When voter number 150 entered the Town Hall Auditorium just before 8 p.m. — the session was scheduled to start at 7:30 p.m. — she received a warm round of applause.
Less than 23 minutes later, voters had transferred funds to pay an engineering bill for repairs to Hobart Pond; accepted another transfer to fund accrued vacation time for former Police Chief Scott Benton; and OK’d an appropriation to pay for sewer bills to Brockton and the engineering, consulting and permitting costs involved in repairs to Whitman’s sewer force main. A fourth article calling for a transfer of $7,209 from the law account to the Animal Control account was passed over.
A $900,000 appropriation from sewer-water retained earnings to pay $121,676.23 in additional sewer bills to Brockton as well as $88,083.70 for preliminary work on a sewer repair expected total of about $8.2 million.
Lynam said the sewer bill was the result of renegotiation of a contract with Brockton begun in 2015 and tentatively agreed on within the last month.
The cost includes capital costs Whitman has not paid in the past and is now responsible for, and the remainder of the transfer will fund the planning and design for a new 16,000-foot pipe in the ground to replace a pipe that has failed twice already.

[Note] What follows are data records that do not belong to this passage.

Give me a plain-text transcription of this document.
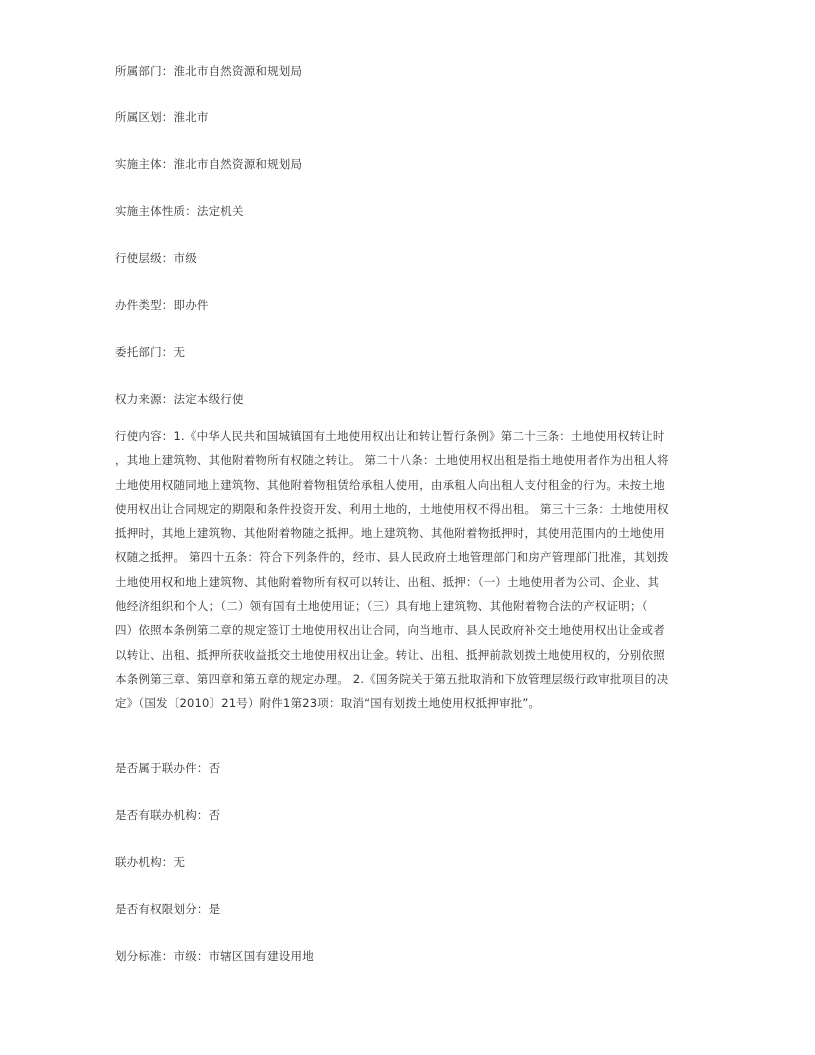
所属部门：淮北市自然资源和规划局
所属区划：淮北市
实施主体：淮北市自然资源和规划局
实施主体性质：法定机关
行使层级：市级
办件类型：即办件
委托部门：无
权力来源：法定本级行使
行使内容：1.《中华人民共和国城镇国有土地使用权出让和转让暂行条例》第二十三条：土地使用权转让时
，其地上建筑物、其他附着物所有权随之转让。 第二十八条：土地使用权出租是指土地使用者作为出租人将
土地使用权随同地上建筑物、其他附着物租赁给承租人使用，由承租人向出租人支付租金的行为。未按土地
使用权出让合同规定的期限和条件投资开发、利用土地的，土地使用权不得出租。 第三十三条：土地使用权
抵押时，其地上建筑物、其他附着物随之抵押。地上建筑物、其他附着物抵押时，其使用范围内的土地使用
权随之抵押。 第四十五条：符合下列条件的，经市、县人民政府土地管理部门和房产管理部门批准，其划拨
土地使用权和地上建筑物、其他附着物所有权可以转让、出租、抵押：（一）土地使用者为公司、企业、其
他经济组织和个人；（二）领有国有土地使用证；（三）具有地上建筑物、其他附着物合法的产权证明；（
四）依照本条例第二章的规定签订土地使用权出让合同，向当地市、县人民政府补交土地使用权出让金或者
以转让、出租、抵押所获收益抵交土地使用权出让金。转让、出租、抵押前款划拨土地使用权的，分别依照
本条例第三章、第四章和第五章的规定办理。 2.《国务院关于第五批取消和下放管理层级行政审批项目的决
定》（国发〔2010〕21号）附件1第23项：取消“国有划拨土地使用权抵押审批”。
是否属于联办件：否
是否有联办机构：否
联办机构：无
是否有权限划分：是
划分标准：市级：市辖区国有建设用地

The Hobart Pond article transferred $4,500 from the Norfolk County Agricultural H.S. in the May 1019 annual Town Meeting to pay a prior year’s bill to Collins Engineers Inc., for their work
A resident asked why the transfer was necessary and if it would be repeated in the future. The funds were intended to cover funds owed an engineering firm that helped the town repair a breach in the Hobart Pond dam.

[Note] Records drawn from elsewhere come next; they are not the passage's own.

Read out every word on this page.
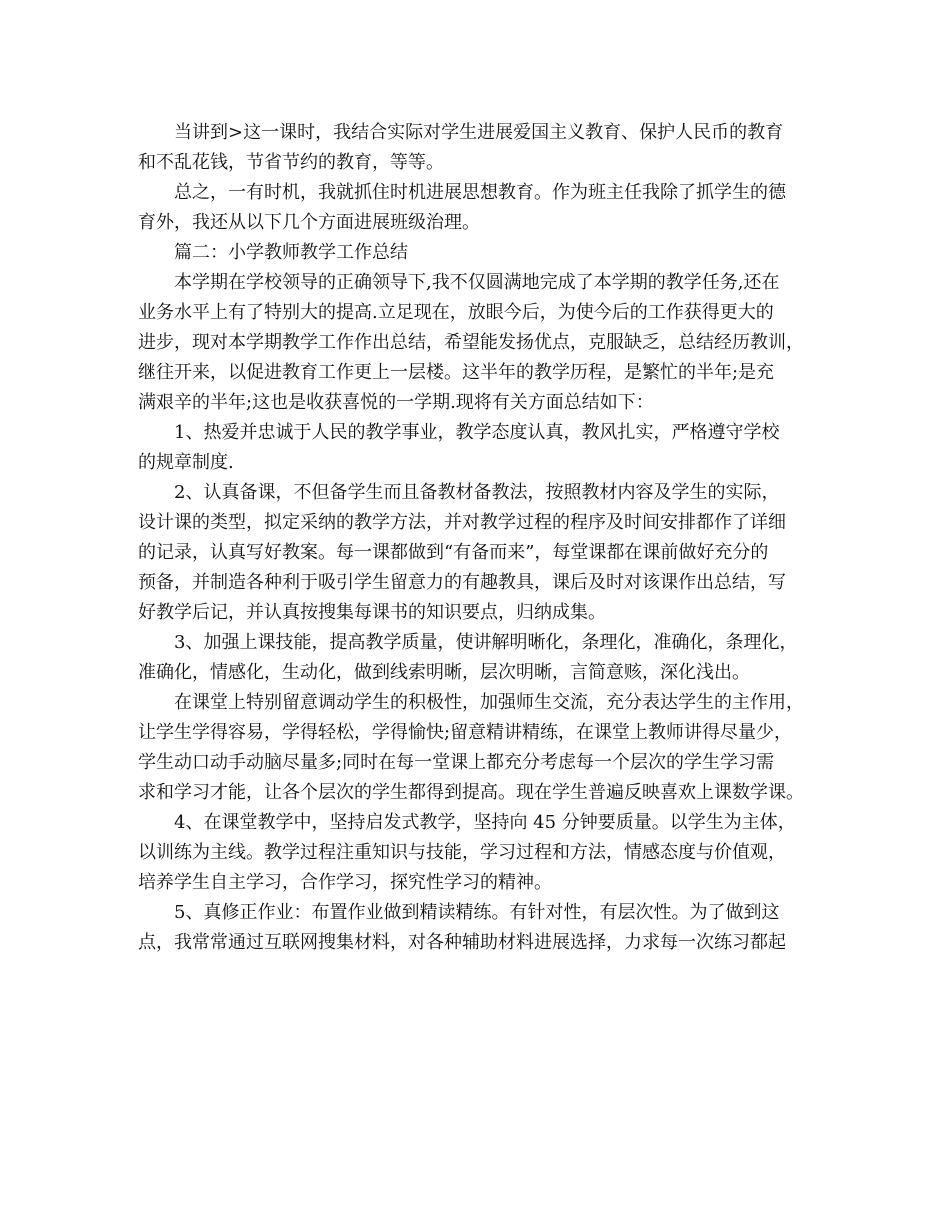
当讲到>这一课时，我结合实际对学生进展爱国主义教育、保护人民币的教育
和不乱花钱，节省节约的教育，等等。
总之，一有时机，我就抓住时机进展思想教育。作为班主任我除了抓学生的德
育外，我还从以下几个方面进展班级治理。
篇二：小学教师教学工作总结
本学期在学校领导的正确领导下,我不仅圆满地完成了本学期的教学任务,还在
业务水平上有了特别大的提高.立足现在，放眼今后，为使今后的工作获得更大的
进步，现对本学期教学工作作出总结，希望能发扬优点，克服缺乏，总结经历教训，
继往开来，以促进教育工作更上一层楼。这半年的教学历程，是繁忙的半年;是充
满艰辛的半年;这也是收获喜悦的一学期.现将有关方面总结如下：
1、热爱并忠诚于人民的教学事业，教学态度认真，教风扎实，严格遵守学校
的规章制度.
2、认真备课，不但备学生而且备教材备教法，按照教材内容及学生的实际，
设计课的类型，拟定采纳的教学方法，并对教学过程的程序及时间安排都作了详细
的记录，认真写好教案。每一课都做到“有备而来”，每堂课都在课前做好充分的
预备，并制造各种利于吸引学生留意力的有趣教具，课后及时对该课作出总结，写
好教学后记，并认真按搜集每课书的知识要点，归纳成集。
3、加强上课技能，提高教学质量，使讲解明晰化，条理化，准确化，条理化，
准确化，情感化，生动化，做到线索明晰，层次明晰，言简意赅，深化浅出。
在课堂上特别留意调动学生的积极性，加强师生交流，充分表达学生的主作用，
让学生学得容易，学得轻松，学得愉快;留意精讲精练，在课堂上教师讲得尽量少，
学生动口动手动脑尽量多;同时在每一堂课上都充分考虑每一个层次的学生学习需
求和学习才能，让各个层次的学生都得到提高。现在学生普遍反映喜欢上课数学课。
4、在课堂教学中，坚持启发式教学，坚持向 45 分钟要质量。以学生为主体，
以训练为主线。教学过程注重知识与技能，学习过程和方法，情感态度与价值观，
培养学生自主学习，合作学习，探究性学习的精神。
5、真修正作业：布置作业做到精读精练。有针对性，有层次性。为了做到这
点，我常常通过互联网搜集材料，对各种辅助材料进展选择，力求每一次练习都起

“Each year, we have to make an appropriation the first Monday in May to pay for whatever students are going to Norfolk Aggie,” Town Administrator Frank Lynam explained. “We don’t necessarily know who’s going until June.”
Lynam explained the town always has to estimate that two students will attend the school for budgeting purposes. This year there was one surplus student and the line was a “reasonable place” from which to transfer money. A 90-percent threshold was required to pass the article, and voters passed it with 97 percent voting in favor.

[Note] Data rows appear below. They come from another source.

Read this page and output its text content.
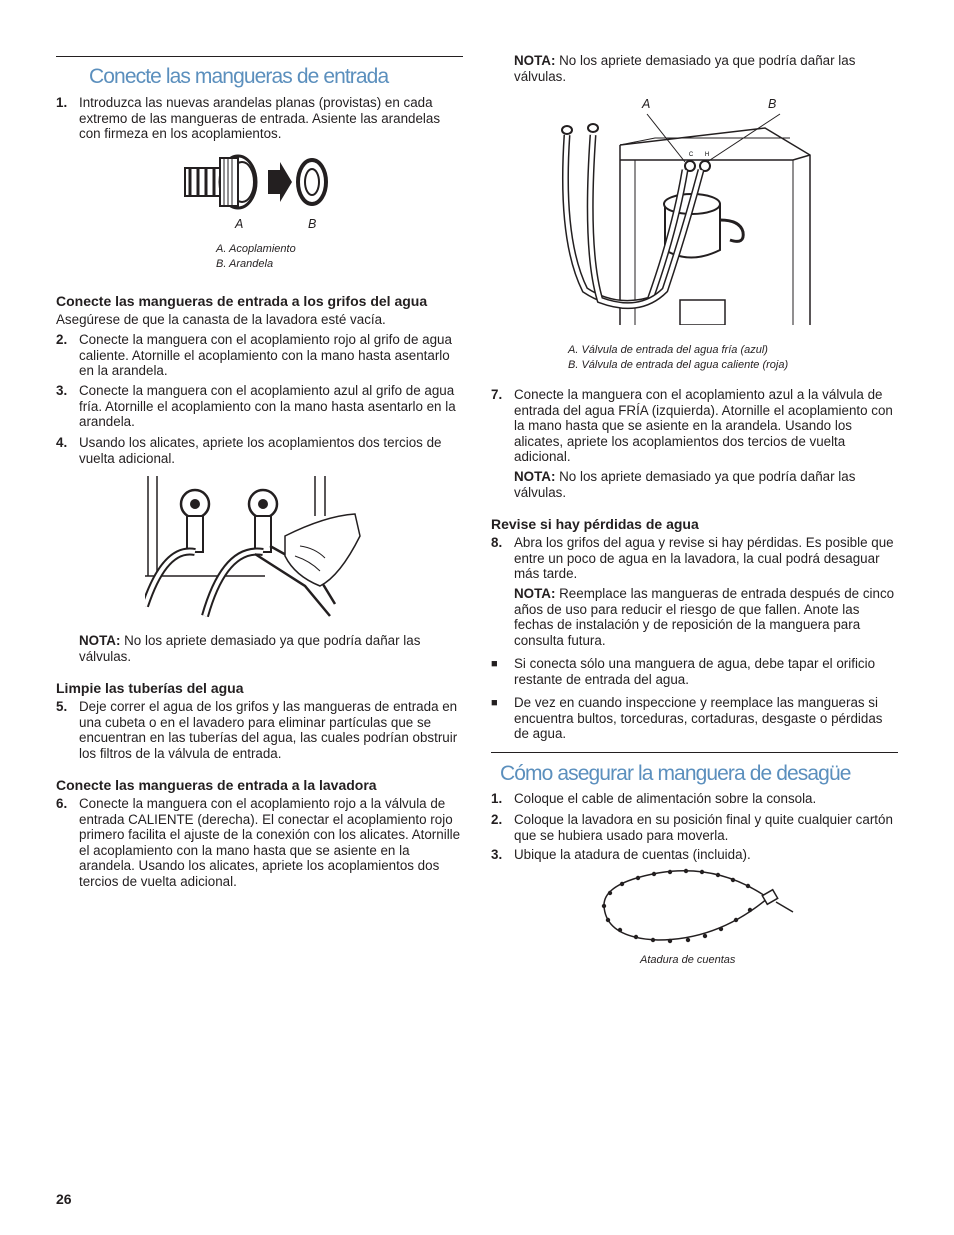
Conecte las mangueras de entrada
1. Introduzca las nuevas arandelas planas (provistas) en cada extremo de las mangueras de entrada. Asiente las arandelas con firmeza en los acoplamientos.
A	B
A. Acoplamiento
B. Arandela
Conecte las mangueras de entrada a los grifos del agua

Asegúrese de que la canasta de la lavadora esté vacía.

2. Conecte la manguera con el acoplamiento rojo al grifo de agua caliente. Atornille el acoplamiento con la mano hasta asentarlo en la arandela.
3. Conecte la manguera con el acoplamiento azul al grifo de agua fría. Atornille el acoplamiento con la mano hasta asentarlo en la arandela.
4. Usando los alicates, apriete los acoplamientos dos tercios de vuelta adicional.

NOTA: No los apriete demasiado ya que podría dañar las válvulas.

Limpie las tuberías del agua
5. Deje correr el agua de los grifos y las mangueras de entrada en una cubeta o en el lavadero para eliminar partículas que se encuentran en las tuberías del agua, las cuales podrían obstruir los filtros de la válvula de entrada.
Conecte las mangueras de entrada a la lavadora
6. Conecte la manguera con el acoplamiento rojo a la válvula de entrada CALIENTE (derecha). El conectar el acoplamiento rojo primero facilita el ajuste de la conexión con los alicates. Atornille el acoplamiento con la mano hasta que se asiente en la arandela. Usando los alicates, apriete los acoplamientos dos tercios de vuelta adicional.

NOTA: No los apriete demasiado ya que podría dañar las válvulas.

A	B
C H
A. Válvula de entrada del agua fría (azul)
B. Válvula de entrada del agua caliente (roja)
7. Conecte la manguera con el acoplamiento azul a la válvula de entrada del agua FRÍA (izquierda). Atornille el acoplamiento con la mano hasta que se asiente en la arandela. Usando los alicates, apriete los acoplamientos dos tercios de vuelta adicional.

NOTA: No los apriete demasiado ya que podría dañar las válvulas.

Revise si hay pérdidas de agua
8. Abra los grifos del agua y revise si hay pérdidas. Es posible que entre un poco de agua en la lavadora, la cual podrá desaguar más tarde.

NOTA: Reemplace las mangueras de entrada después de cinco años de uso para reducir el riesgo de que fallen. Anote las fechas de instalación y de reposición de la manguera para consulta futura.

■ Si conecta sólo una manguera de agua, debe tapar el orificio restante de entrada del agua.
■ De vez en cuando inspeccione y reemplace las mangueras si encuentra bultos, torceduras, cortaduras, desgaste o pérdidas de agua.
Cómo asegurar la manguera de desagüe
1. Coloque el cable de alimentación sobre la consola.
2. Coloque la lavadora en su posición final y quite cualquier cartón que se hubiera usado para moverla.
3. Ubique la atadura de cuentas (incluida).
Atadura de cuentas
26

A second transfer — of $15,500 — from Norfolk Aggie involved in the 2019 Town Meeting vote, as well as a $22,818.57 transfer from the 2019 law account to fund the police chief salary line for the balance of fiscal 2020.
Lynam amended the article to correct a misprint in the warrant from $37,918.57 to $37,318.57, but a voter pointed out that the figure still didn’t add up until it was further amended to $38,318.57.
A voter asked, once the amendment was approved, if it was designed to pay unused sick leave time, which Lynam said was not the case. He explained the transfer would settle up accrued, unused vacation time and noted that the Board of Selectmen had recently voted to limit the carryover of unused vacation time to no more than nine days per year.